If you are working in the software of a safety critical product, you are most probably using an ASIL 'certified' Operating system in it.
The market is flooded with various ASIL-certified Operation Systems (OSs) from various Tier 2s. On top of it, several Tier 1s and OEMs themselves are developing their own OS in ASIL compliance. This blog summarizes the ASIL-certified OSs that are available in the market, what features they provide and what do they promise for its users.
Disclaimer: We have analyzed only the public literature available for the various OSs and written this article based on what we learnt from them. We do not have working experience in most of these OSs. Hence, we could have missed describing some of the features that are available in these OSs simply because it was not stated in their public literature.
We have structured the content of this article as follows:
- What are the broad expectations of an Operating System from a Functional Safety perspective?
- What are the aspects in which we have analyzed the ASIL OSs?
- Broad categories of ASIL OSs
- Different OSs in the market
In order to keep this article focused on safety, we have not got into analyzing Non-safety aspects of the OS (such as debug or profiling tools) or other related aspects that are outside the scope of OS (such as supporting middleware, compliers etc). However, these may as well be key differentiators (most importantly the license cost!!) for deciding on an OS.
What are the broad expectations of an Operating System from a Functional Safety perspective?
- High availability and reliability (i.e., Guaranteed and correct execution of not only safety components, but also non-safety components)
- Maximum Performance (minimal latencies for interrupts, events, tasks etc)
- Guaranteed Isolation of Safety related processes (including its memory and data)
- Guaranteed freedom from Interference for execution of Safety related tasks/threads and preferably, localized recovery of failed components/processes without affecting the rest of the System
- Safe and reliable inter-process/inter-task/inter-thread communication
- Preferably also used in Safety crucial products in domains other than Automotive such as Avionics, Railways, Industrial equipment, Medical devices etc
- Integration of Security into the architecture of the OS
Security and Safety are two different topics with their own purposes. However, as we move towards ADAS, V2X, Domain controllers etc, not only are hazards increased multi-folds but also threats due to the increased connectivity (Internet based attacks, Wireless attacks, Sensor attacks etc). Security threats may lead to a compromise or incorrect functioning of Safety features/mechanisms. Hence, we have added this aspect to our OS considerations.
What are the aspects in which ASIL OSs have been analyzed?
- Highest ASIL level achieved by the OS
- Is the OS compliant to AUTOSAR standards?
- Is the OS compliant to POSIX standards?
- Other Safety standards achieved by the OS (i.e., other than ISO26262)
- Does the OS support Multi-core and Many-core architectures?

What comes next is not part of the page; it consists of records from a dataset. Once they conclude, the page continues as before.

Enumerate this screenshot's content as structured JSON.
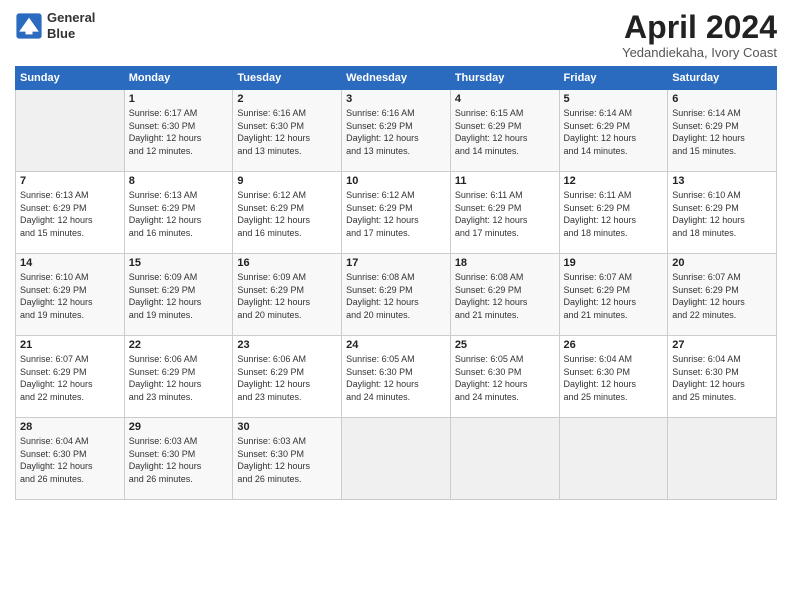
{
  "header": {
    "logo_line1": "General",
    "logo_line2": "Blue",
    "month": "April 2024",
    "location": "Yedandiekaha, Ivory Coast"
  },
  "days_of_week": [
    "Sunday",
    "Monday",
    "Tuesday",
    "Wednesday",
    "Thursday",
    "Friday",
    "Saturday"
  ],
  "weeks": [
    [
      {
        "num": "",
        "info": ""
      },
      {
        "num": "1",
        "info": "Sunrise: 6:17 AM\nSunset: 6:30 PM\nDaylight: 12 hours\nand 12 minutes."
      },
      {
        "num": "2",
        "info": "Sunrise: 6:16 AM\nSunset: 6:30 PM\nDaylight: 12 hours\nand 13 minutes."
      },
      {
        "num": "3",
        "info": "Sunrise: 6:16 AM\nSunset: 6:29 PM\nDaylight: 12 hours\nand 13 minutes."
      },
      {
        "num": "4",
        "info": "Sunrise: 6:15 AM\nSunset: 6:29 PM\nDaylight: 12 hours\nand 14 minutes."
      },
      {
        "num": "5",
        "info": "Sunrise: 6:14 AM\nSunset: 6:29 PM\nDaylight: 12 hours\nand 14 minutes."
      },
      {
        "num": "6",
        "info": "Sunrise: 6:14 AM\nSunset: 6:29 PM\nDaylight: 12 hours\nand 15 minutes."
      }
    ],
    [
      {
        "num": "7",
        "info": "Sunrise: 6:13 AM\nSunset: 6:29 PM\nDaylight: 12 hours\nand 15 minutes."
      },
      {
        "num": "8",
        "info": "Sunrise: 6:13 AM\nSunset: 6:29 PM\nDaylight: 12 hours\nand 16 minutes."
      },
      {
        "num": "9",
        "info": "Sunrise: 6:12 AM\nSunset: 6:29 PM\nDaylight: 12 hours\nand 16 minutes."
      },
      {
        "num": "10",
        "info": "Sunrise: 6:12 AM\nSunset: 6:29 PM\nDaylight: 12 hours\nand 17 minutes."
      },
      {
        "num": "11",
        "info": "Sunrise: 6:11 AM\nSunset: 6:29 PM\nDaylight: 12 hours\nand 17 minutes."
      },
      {
        "num": "12",
        "info": "Sunrise: 6:11 AM\nSunset: 6:29 PM\nDaylight: 12 hours\nand 18 minutes."
      },
      {
        "num": "13",
        "info": "Sunrise: 6:10 AM\nSunset: 6:29 PM\nDaylight: 12 hours\nand 18 minutes."
      }
    ],
    [
      {
        "num": "14",
        "info": "Sunrise: 6:10 AM\nSunset: 6:29 PM\nDaylight: 12 hours\nand 19 minutes."
      },
      {
        "num": "15",
        "info": "Sunrise: 6:09 AM\nSunset: 6:29 PM\nDaylight: 12 hours\nand 19 minutes."
      },
      {
        "num": "16",
        "info": "Sunrise: 6:09 AM\nSunset: 6:29 PM\nDaylight: 12 hours\nand 20 minutes."
      },
      {
        "num": "17",
        "info": "Sunrise: 6:08 AM\nSunset: 6:29 PM\nDaylight: 12 hours\nand 20 minutes."
      },
      {
        "num": "18",
        "info": "Sunrise: 6:08 AM\nSunset: 6:29 PM\nDaylight: 12 hours\nand 21 minutes."
      },
      {
        "num": "19",
        "info": "Sunrise: 6:07 AM\nSunset: 6:29 PM\nDaylight: 12 hours\nand 21 minutes."
      },
      {
        "num": "20",
        "info": "Sunrise: 6:07 AM\nSunset: 6:29 PM\nDaylight: 12 hours\nand 22 minutes."
      }
    ],
    [
      {
        "num": "21",
        "info": "Sunrise: 6:07 AM\nSunset: 6:29 PM\nDaylight: 12 hours\nand 22 minutes."
      },
      {
        "num": "22",
        "info": "Sunrise: 6:06 AM\nSunset: 6:29 PM\nDaylight: 12 hours\nand 23 minutes."
      },
      {
        "num": "23",
        "info": "Sunrise: 6:06 AM\nSunset: 6:29 PM\nDaylight: 12 hours\nand 23 minutes."
      },
      {
        "num": "24",
        "info": "Sunrise: 6:05 AM\nSunset: 6:30 PM\nDaylight: 12 hours\nand 24 minutes."
      },
      {
        "num": "25",
        "info": "Sunrise: 6:05 AM\nSunset: 6:30 PM\nDaylight: 12 hours\nand 24 minutes."
      },
      {
        "num": "26",
        "info": "Sunrise: 6:04 AM\nSunset: 6:30 PM\nDaylight: 12 hours\nand 25 minutes."
      },
      {
        "num": "27",
        "info": "Sunrise: 6:04 AM\nSunset: 6:30 PM\nDaylight: 12 hours\nand 25 minutes."
      }
    ],
    [
      {
        "num": "28",
        "info": "Sunrise: 6:04 AM\nSunset: 6:30 PM\nDaylight: 12 hours\nand 26 minutes."
      },
      {
        "num": "29",
        "info": "Sunrise: 6:03 AM\nSunset: 6:30 PM\nDaylight: 12 hours\nand 26 minutes."
      },
      {
        "num": "30",
        "info": "Sunrise: 6:03 AM\nSunset: 6:30 PM\nDaylight: 12 hours\nand 26 minutes."
      },
      {
        "num": "",
        "info": ""
      },
      {
        "num": "",
        "info": ""
      },
      {
        "num": "",
        "info": ""
      },
      {
        "num": "",
        "info": ""
      }
    ]
  ]
}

- Does the OS use the MMU?
- Does the OS use the MPU?
- OS Architecture (Nature of Kernel, scheduling policies etc)
- How the OS achieves Freedom from Interference for Memory (i.e., tasks/process memory)
- How the OS detects or prevents Stack corruption/overflow/underflow
- How the OS achieves safe inter-task/inter-process communication
- How the OS achieves Freedom from Interference for Timing and Execution
- How the OS ensures high reliability, availability and performance
- Microcontrollers supported by the OS
- How the OS considers security in its architecture
Broad categories of ASIL OSs
- Classic AUTOSAR based OSs
- POSIX compliant High Performance/High Reliability/High Availability OSs
- Other OSs with a small footprint
Different OSs in the market
- Vector’s Microsar OS
- ETAS’s RTA-OS
- Elektrobit’s EB Tresos Safety OS
- Blackberry’s QOS (QNX for Safety)
- Greenhills Integrity RTOS
- Windriver’s VxWorks
- eSOL's eMCOS POSIX
- WHIS’s SAFERTOS
- SCIOPTA Safety RTOS and
- eT-Kernel Compact
Classic AUTOSAR based OSs
- Both are Preemptive, Monolithic OSs with a statically configured priority-based real time scheduler.

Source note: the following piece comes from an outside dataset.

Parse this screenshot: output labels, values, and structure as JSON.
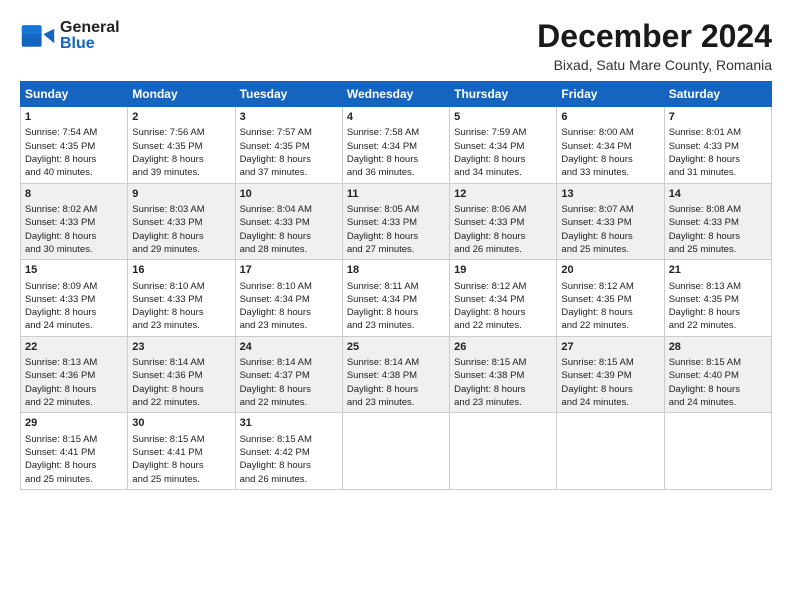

- Both support all Autosar scalability classes (SC1 to SC4) thus offering both Memory protection and Timing protection as solutions for achieving freedom from interference (FFI) for memory, timing and execution.
- Both these OSs offer an ASIL-compliant RTE solution for Safe communication between Applications (As per Autosar standards, OS does not need to support internal communication within the ECU, and this is the job of the RTE).
- Both are small, quick, resource-economizing operating systems.